Even more than that, I tried to become friends with some of the people from the intermediate and advanced groups. I had no chance to be part of their community.

That school (and, as I discovered later, many other dancing schools) have so many small churches (groups of people who know each other really well) that you can’t really have access to.

Not to mention I’m the kind of person who really enjoys spending time with others and loves giving. So once every 2-3 months I baked some sweets and went with them to the dancing classes. That gesture didn’t seem to work at all.

I stopped going to dancing classes last year in December and I would only go back if I had a partner. Otherwise, it feels like a waste of time.

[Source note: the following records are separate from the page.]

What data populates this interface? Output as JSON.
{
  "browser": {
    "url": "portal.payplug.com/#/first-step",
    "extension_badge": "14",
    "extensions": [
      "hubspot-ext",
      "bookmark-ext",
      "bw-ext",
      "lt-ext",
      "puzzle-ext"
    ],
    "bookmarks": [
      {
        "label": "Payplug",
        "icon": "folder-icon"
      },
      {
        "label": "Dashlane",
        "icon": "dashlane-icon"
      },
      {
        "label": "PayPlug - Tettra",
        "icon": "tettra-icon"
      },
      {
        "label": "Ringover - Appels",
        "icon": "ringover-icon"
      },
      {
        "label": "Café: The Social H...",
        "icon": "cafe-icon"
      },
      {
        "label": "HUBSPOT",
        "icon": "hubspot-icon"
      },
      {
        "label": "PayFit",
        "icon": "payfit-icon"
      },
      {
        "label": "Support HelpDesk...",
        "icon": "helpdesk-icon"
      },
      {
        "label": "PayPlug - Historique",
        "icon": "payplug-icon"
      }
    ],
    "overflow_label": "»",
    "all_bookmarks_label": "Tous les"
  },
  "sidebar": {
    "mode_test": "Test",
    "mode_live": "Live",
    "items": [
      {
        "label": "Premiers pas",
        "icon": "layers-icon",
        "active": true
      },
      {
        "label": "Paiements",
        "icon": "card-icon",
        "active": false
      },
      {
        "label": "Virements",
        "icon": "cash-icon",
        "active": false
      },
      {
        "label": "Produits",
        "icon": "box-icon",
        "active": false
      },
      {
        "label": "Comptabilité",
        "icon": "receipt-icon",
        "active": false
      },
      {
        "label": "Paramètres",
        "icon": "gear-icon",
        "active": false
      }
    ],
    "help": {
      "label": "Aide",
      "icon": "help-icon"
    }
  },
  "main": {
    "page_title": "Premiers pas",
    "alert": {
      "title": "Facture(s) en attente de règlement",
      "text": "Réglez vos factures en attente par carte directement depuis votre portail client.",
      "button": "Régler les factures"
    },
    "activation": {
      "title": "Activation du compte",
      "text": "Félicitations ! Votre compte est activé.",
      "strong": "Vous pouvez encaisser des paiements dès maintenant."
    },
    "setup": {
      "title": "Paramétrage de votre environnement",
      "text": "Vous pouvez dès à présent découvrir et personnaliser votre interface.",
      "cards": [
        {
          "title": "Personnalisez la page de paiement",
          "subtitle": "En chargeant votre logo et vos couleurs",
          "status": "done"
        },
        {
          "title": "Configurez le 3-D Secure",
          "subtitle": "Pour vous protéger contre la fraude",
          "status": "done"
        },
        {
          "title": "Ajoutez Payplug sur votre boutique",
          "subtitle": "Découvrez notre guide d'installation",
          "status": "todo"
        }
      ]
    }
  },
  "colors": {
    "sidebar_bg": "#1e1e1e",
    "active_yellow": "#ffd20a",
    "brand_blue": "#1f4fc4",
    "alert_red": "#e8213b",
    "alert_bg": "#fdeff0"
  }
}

But lesson learned and one more personal boundary was set: if I’m not wanted somewhere, I shouldn’t say.

How to set boundaries for a relationship using standards

How to set boundaries for a relationship using standards

Looking back at my past two years, I realize that I tolerated lower standards more than should have just because I wanted to be part of some communities or make more friends.

But it didn’t work.

Instead, I decided to reconnect to my high standards and take out the thrash.

As a result, I have more space in my life for the kind of people and communities who can resonate with my high standards. And that’s where you should start if you want to set some healthy boundaries in your relationships.

For example, if you are always on time and being on time is important to you, then that’s probably a standard you have. When you meet people who are always late, say goodbye to them and make space for the people who value time as much as you do.

Setting healthy boundaries should be easy.

Even though staying true to your boundaries is not easy, you’ll eventually reach a situation where you’ll have to choose between your standards and your frustrations.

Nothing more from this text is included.